Steve Eppley seppley at alumni.caltech.edu
Tue Apr 23 01:21:22 PDT 1996


Bruce Anderson wrote:
[snip]
>Since Steve and Demorep seem to have thought that Condorcet(M) was 
>Condorcet(1/2), I think that I am adding to clarity here.
[snip]

I never thought Condorcet is Condorcet(1/2).  But I'm interested in 
whether Condorcet(1/2) is a worthy method.

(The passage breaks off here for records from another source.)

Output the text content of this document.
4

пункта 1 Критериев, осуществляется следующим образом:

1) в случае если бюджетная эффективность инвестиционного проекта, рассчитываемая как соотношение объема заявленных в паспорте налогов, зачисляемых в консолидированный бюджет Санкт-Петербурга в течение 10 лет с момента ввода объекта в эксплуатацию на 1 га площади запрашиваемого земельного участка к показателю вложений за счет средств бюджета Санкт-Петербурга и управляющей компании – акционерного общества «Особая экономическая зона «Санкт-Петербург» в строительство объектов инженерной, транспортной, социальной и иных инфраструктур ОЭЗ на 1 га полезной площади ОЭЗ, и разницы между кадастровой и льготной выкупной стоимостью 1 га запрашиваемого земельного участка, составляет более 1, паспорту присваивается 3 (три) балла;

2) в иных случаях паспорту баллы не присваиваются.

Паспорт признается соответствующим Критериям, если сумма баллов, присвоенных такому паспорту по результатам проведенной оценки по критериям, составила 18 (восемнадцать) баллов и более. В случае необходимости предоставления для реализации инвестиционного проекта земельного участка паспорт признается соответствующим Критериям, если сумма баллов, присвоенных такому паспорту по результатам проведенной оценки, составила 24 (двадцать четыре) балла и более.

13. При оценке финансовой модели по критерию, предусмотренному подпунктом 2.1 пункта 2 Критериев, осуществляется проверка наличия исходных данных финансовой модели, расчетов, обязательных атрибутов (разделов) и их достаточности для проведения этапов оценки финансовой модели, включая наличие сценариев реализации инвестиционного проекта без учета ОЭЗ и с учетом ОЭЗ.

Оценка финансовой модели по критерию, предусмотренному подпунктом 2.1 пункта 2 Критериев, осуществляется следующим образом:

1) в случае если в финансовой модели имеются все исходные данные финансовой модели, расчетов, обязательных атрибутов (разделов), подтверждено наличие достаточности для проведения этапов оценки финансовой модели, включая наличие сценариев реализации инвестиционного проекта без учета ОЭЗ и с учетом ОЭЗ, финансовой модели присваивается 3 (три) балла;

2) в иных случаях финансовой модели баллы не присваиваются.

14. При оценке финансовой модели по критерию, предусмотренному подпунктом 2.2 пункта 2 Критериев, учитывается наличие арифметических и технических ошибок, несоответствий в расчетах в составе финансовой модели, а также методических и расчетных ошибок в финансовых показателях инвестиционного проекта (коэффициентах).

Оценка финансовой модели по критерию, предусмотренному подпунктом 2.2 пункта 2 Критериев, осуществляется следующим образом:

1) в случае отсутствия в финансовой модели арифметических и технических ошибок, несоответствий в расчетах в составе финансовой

For a time, I thought that Condorcet used *margin* of defeat as its
measure of size of defeat, since that meaning appealed to my
intuition so strongly that I read what I wanted into others'
writing.  This error was unrelated to Condorcet(1/2).  I give credit 
to Bruce for clarifying my mistake.

A few months ago in EM, we briefly discussed whether it makes a
difference if the Condorcet algorithm tallies the equally ranked
candidates on each ballot (what Bruce calls the "xq(i,j)" term) as
half votes or ignores them.  At the time, since I thought size of
defeat was measured by margin of defeat, it seemed to make no
difference how the equal rankings are tallied since the margin is
the same either way.

I appreciate some of what Bruce has written here, but I don't 
understand why he's so concerned with the definition of "pairwise".
Like good accountants, we'll probably have two or three sets of 
"books"--definitions of our terms--depending on who the audience will 
be.  If Bruce wants to contribute his time to rigorously defining 
terms for our academic audience, that's certainly his choice, but not 
how I plan to spend my time.  I'd rather use the heuristic that we'll 
save time overall if we deal with ambiguities when they're a problem 
instead of dealing with potential ambiguities preemptively.

In the case of "pairwise", I haven't seen any compelling argument by
Bruce why we need to be able to rigorously categorize methods as
pairwise or nonpairwise.  Categorization is not our mission.